Team Portables, a Seattle-based group partnering to address the need for increased lithium-ion battery recycling, received $357,000 from the Department of Energy (DoE) to continue its recycling incentivization program. The consortium—comprised of digital transparency company Everledger, smartphone producer Fairphone, technology company HP, and battery recycling organization Call2Recycle—will use the funding to further develop a prototype app it created called Reward to Recycle. Team Portables also received $100,000 in noncash vouchers to partner with the Department of Energy’s National Laboratories and qualified members of the American-Made Network.
Through the app, consumers will receive a “battery passport,” which can be tracked to portable lithium-ion batteries and used to reward consumers for recycling them. Consumers can also use the app to learn more about sustainability, find the nearest recycling centers, track their batteries from collection to recycling, and view their sustainability footprints.
Lauren Roman, Everledger’s business development director for metals and minerals ecosystems, says Team Portables will use the DoE funding to put a QR code on a product or battery and trace it into the recycling collection system, as well as to prove out the app’s efficacy with consumers. According to Roman, the group is now making the QR code eye-catching. “It’s a QR code but it’s got a recycling symbol maybe with a dollar sign in it,” she says. When consumers scan the code, they are taken to the app, with an explanation of how the recycling and reward system work.

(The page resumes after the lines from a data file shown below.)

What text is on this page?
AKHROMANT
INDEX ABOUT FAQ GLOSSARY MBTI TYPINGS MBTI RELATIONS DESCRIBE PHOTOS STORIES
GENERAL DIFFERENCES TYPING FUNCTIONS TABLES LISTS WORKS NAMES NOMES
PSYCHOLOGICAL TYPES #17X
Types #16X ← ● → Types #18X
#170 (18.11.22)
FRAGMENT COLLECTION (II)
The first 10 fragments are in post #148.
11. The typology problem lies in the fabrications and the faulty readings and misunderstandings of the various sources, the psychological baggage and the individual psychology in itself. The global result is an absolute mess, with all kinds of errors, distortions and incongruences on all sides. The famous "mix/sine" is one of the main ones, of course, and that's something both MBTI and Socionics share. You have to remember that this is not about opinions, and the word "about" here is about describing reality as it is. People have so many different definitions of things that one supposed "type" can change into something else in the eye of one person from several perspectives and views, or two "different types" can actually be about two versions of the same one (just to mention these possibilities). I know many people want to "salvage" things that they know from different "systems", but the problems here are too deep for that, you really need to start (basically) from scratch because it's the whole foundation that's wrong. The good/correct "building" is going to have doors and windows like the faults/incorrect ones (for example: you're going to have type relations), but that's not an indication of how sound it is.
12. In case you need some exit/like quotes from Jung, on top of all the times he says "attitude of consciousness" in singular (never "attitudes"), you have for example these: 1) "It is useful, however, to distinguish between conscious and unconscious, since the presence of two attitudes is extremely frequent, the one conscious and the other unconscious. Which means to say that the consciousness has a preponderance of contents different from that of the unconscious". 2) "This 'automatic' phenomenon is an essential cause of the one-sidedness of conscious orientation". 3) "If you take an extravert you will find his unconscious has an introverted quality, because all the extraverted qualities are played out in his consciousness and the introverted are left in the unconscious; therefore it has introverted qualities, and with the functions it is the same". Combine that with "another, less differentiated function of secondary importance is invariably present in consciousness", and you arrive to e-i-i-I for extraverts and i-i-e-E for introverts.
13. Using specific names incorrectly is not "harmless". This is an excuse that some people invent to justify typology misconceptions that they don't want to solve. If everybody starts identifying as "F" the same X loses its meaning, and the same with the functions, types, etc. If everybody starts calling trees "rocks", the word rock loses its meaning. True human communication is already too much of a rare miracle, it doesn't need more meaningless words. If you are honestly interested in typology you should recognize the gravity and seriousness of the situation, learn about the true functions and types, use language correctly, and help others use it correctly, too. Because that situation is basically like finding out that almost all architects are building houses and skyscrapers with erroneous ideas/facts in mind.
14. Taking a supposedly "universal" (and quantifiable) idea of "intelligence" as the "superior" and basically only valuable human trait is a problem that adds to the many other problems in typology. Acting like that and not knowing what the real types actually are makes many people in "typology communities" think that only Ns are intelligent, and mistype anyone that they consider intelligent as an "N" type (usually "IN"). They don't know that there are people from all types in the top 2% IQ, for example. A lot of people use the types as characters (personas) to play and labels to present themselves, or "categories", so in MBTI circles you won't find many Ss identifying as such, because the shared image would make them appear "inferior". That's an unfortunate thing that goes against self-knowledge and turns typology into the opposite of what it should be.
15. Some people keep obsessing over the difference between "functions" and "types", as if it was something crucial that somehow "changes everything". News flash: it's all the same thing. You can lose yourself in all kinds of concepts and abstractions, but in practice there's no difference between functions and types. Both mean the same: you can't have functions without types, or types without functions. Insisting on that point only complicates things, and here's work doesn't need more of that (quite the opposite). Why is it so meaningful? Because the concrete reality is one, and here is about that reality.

Roman says Team Portables is working with electronics manufacturers to shift some of their funding for marketing to the “back end” of the product, so they can promote recycling, promote their own products, and find a solution to lithium-ion battery waste beyond passing more stringent executive producer responsibility regulations. She uses HP, one of the Team Portables partners, as an example: The company now partners with Best Buy to offer a $50 discount on HP products to consumers who recycle their electronics through the store. “It’s worked really well for them,” she says.
Team Portables will use the noncash voucher to partner with Argonne National Laboratory, located outside Chicago. Argonne developed EverBatt, an Excel-based tool that evaluates the costs and environmental impacts a lithium-ion battery’s various life-cycle stages. “We’re going to try to integrate that digitally, so that consumers can see the greenhouse gas savings from their recycling efforts,” Roman says. “Even more importantly, manufacturers can see that, so they can understand the value of participating in the program.”
The team will also work with Larta Institute, a Los Angeles-based market research and consumer behavior testing organization and American-Made Network partner.
Team Portables is one of seven teams to receive the $357,000 prize and $100,000 voucher from the DoE for Phase II of their progress in the Lithium-Ion Battery Recycling Prize. Announced January 2019 and separated into three phases, the contest is now on Phase III (the “pilot validation” phase), during which the seven Phase II winners will build their battery recycling business model, demonstrate their process, and host visits from the DoE and industry and stakeholder groups. Up to four final winners will be selected at the end of Phase III to split up to $2,000,000—for a minimum of $500,000 to a maximum of $1,000,000 per winner.